Thu, 01/05/2012 - 5:10pm

Asia Security Watch: Sovereignty and National Defense

by Adam Elkus

Japan Security Watch New Pacific Institute

As the year comes to a close, discussion of America national security policy has focused on the “pivot” to Asia. Yet, while America is interested primarily in the region as a national security concern, policymakers are less interested necessarily in the divide between America and many Asian states over national security policy. As William Overholt noted in his book on the United States and the new Asian geopolitics, regional tolerance of political pluralism is one of the larger divides between the United States and Asian states. The United States tends to believe that states with a different regime type naturally pose more of a danger than others, a view not generally shared by many in Asia.

Some in the US also believe that a new globalized order demands a stronger role abroad in producing security through political and military intervention to protect vulnerable populations and build capacity in troubled regions. Lastly, a strain of American political thought since Wilson has held that exporting democracy is beneficial to American national security.

As the United States shifts its security focus back to Asia, it may benefit from a serious consideration of the national security philosophies of the other states in the region. Ten years of third-party state-building and democracy promotion later, the United States has little success other than the defeat of al-Qaeda. Genuine revolutionary change in the Middle East, in turn, occured due to endogenous rather than external dynamics. Amid the proliferation of new proposed national security doctrines, some American thinkers have turned to a admittedly old-school solution.

In their new book The Sovereignty Solution, Naval Postgraduate Institute (NPS) scholar Anna Simons and her co-authors develop an approach to global security rooted around an odd idea: every state should have the right to order itself internally under its own preferences and in turn bares responsibility for all acts of aggression that transgress the sovereignty of others. This implies tolerance for a range of governmental types, an end to expeditionary state-building (direct and indirect), and an approach to warfare built on breaking states that misbehave with conventional capabilities rather than a “whole of government” approach. While a national defense policy built around such ideas may or may not be sensible, it certainly is at variance with many cherished ideas in American and Western national security policy. To name a few, the strong and weak versions of the Responsibility to Protect and the commonly held philosophy that all foreign events are interconnected and thus of American concern.

Comments

Bill C.

Fri, 01/06/2012 - 11:11am

From the last paragraph of the main article above:

"Every state should have the right to order itself internally under its own preferences and in turn bares responsibility for all acts of aggression that transgress the sovereignty of others."
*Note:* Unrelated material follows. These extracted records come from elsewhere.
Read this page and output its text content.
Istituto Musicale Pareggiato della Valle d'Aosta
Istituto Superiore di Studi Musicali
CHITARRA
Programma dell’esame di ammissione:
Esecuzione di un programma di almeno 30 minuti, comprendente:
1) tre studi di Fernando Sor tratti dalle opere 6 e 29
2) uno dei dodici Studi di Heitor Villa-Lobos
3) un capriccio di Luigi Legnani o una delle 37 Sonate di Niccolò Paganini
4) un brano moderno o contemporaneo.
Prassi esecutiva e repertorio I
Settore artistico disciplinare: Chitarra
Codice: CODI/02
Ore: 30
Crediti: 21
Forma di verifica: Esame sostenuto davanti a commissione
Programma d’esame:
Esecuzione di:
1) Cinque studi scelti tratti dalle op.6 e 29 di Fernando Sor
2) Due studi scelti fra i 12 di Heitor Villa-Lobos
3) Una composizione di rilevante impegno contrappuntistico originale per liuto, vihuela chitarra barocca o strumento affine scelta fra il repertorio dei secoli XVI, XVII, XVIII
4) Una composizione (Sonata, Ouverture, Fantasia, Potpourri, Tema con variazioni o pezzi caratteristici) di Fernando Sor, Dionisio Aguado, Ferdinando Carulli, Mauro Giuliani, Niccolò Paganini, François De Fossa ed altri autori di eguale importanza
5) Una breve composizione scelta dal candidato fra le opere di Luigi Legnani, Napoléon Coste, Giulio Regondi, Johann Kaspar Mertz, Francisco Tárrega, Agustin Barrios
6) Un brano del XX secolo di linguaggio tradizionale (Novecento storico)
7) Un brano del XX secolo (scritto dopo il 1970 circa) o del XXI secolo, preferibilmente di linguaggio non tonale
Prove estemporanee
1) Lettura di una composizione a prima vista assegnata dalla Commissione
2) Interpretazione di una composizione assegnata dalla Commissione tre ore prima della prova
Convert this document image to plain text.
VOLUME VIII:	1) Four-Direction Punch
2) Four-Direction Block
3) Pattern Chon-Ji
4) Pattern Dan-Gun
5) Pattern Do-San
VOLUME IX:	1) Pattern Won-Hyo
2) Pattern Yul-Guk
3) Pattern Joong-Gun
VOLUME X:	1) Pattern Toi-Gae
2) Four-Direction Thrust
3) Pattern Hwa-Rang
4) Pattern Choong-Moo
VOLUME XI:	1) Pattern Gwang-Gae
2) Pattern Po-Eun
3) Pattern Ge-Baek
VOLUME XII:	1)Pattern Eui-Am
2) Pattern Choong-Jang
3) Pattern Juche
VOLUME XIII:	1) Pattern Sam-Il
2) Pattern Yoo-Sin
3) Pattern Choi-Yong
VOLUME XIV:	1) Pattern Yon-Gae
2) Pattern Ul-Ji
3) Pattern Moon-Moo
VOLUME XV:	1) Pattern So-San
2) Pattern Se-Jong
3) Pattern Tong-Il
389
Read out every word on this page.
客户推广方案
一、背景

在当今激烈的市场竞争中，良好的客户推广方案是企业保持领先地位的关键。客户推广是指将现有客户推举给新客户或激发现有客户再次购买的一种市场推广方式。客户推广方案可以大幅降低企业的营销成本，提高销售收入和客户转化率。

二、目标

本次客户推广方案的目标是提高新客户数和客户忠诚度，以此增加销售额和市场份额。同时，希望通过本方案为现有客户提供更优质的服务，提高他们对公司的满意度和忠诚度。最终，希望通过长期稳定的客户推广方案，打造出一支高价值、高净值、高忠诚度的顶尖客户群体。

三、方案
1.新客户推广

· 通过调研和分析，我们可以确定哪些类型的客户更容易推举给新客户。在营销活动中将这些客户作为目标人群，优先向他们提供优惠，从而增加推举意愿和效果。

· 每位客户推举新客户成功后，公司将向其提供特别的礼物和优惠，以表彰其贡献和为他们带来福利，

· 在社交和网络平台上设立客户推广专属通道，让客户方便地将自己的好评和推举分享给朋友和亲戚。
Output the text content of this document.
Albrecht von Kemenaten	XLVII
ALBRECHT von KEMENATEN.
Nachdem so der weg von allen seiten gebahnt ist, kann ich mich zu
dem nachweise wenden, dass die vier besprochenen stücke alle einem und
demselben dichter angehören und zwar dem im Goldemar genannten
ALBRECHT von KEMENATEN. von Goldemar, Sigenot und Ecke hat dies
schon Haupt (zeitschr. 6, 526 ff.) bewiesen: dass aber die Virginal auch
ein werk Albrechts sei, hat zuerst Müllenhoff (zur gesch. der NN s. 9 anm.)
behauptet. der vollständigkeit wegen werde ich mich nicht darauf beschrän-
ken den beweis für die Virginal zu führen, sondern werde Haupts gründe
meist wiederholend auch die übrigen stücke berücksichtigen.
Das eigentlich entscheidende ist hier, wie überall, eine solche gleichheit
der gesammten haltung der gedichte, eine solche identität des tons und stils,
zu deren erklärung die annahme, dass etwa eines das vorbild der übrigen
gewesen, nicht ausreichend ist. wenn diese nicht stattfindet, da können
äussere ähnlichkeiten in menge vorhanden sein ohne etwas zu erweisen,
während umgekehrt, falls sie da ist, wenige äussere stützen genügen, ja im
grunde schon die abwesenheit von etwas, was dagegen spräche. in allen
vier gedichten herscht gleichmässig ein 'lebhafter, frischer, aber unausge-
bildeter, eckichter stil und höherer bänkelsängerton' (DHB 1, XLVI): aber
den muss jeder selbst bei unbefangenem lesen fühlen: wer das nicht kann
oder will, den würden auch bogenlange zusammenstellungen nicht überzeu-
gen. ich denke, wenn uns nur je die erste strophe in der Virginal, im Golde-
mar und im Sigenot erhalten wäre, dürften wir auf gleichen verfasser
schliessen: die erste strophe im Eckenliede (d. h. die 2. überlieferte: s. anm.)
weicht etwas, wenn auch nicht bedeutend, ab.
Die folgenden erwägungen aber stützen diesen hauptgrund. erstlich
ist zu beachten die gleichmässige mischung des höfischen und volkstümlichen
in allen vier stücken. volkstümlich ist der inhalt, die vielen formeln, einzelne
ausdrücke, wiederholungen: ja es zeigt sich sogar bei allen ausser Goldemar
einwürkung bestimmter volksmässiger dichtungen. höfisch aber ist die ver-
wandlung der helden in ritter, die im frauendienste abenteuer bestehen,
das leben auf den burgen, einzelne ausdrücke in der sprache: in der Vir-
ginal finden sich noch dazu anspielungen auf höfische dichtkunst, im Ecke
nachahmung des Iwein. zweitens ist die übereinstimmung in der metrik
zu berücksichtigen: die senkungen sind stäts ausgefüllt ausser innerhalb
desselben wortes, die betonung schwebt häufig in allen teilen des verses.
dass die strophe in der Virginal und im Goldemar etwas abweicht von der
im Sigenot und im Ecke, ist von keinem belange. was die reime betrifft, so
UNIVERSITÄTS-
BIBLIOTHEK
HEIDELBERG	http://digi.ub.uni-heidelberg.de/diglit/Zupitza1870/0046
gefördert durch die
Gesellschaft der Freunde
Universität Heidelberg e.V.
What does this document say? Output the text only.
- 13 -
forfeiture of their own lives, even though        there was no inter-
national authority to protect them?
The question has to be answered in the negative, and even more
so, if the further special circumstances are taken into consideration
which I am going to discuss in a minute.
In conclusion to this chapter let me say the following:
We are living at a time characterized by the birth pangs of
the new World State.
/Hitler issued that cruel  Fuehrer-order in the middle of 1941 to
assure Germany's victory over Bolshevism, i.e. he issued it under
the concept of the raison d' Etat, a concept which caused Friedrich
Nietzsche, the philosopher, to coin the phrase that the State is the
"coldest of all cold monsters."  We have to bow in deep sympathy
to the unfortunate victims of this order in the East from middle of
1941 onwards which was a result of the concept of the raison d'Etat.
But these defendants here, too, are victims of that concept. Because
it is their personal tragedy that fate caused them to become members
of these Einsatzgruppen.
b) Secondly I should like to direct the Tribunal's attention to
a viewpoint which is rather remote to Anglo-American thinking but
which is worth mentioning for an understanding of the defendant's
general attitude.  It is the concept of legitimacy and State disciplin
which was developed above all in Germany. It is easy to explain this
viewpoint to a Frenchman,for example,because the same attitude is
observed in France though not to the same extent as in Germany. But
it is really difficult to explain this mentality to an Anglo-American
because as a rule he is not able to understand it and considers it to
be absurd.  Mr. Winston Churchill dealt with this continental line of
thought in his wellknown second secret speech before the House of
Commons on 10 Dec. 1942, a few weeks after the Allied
This completely misses the point.

Our concern, re: the internal order of states and societies, relates to whether such states and societies are internally organized, ordered and designed to be optimally "open," "accessable" and "useable" (both the governments and the populations); this, so that they might adequately provide for and meet the needs of the rapidly expanding more-modern/more-globalized world.

Thus:

a. If states had the authority to order themselves internally as they might desire, and

b. If they choose, based in this authority, to become closed, exclusive, inaccessable and, otherwise, not optimally open and usable by the more-modern/more-globalized world,

Then such would directly threaten the national security of not only of the United States but also that of most other countries.

Accordingly, "sovereignty" as we knew it -- and a state's authority to order itself internally as it might desire -- this must be understood as being something of an obsolete and outdated concept; as today, states and societies must be organized, ordered, oriented and configured so that they might adequately provide for the requirements of the more-integrated, more-inter-dependent world at-large.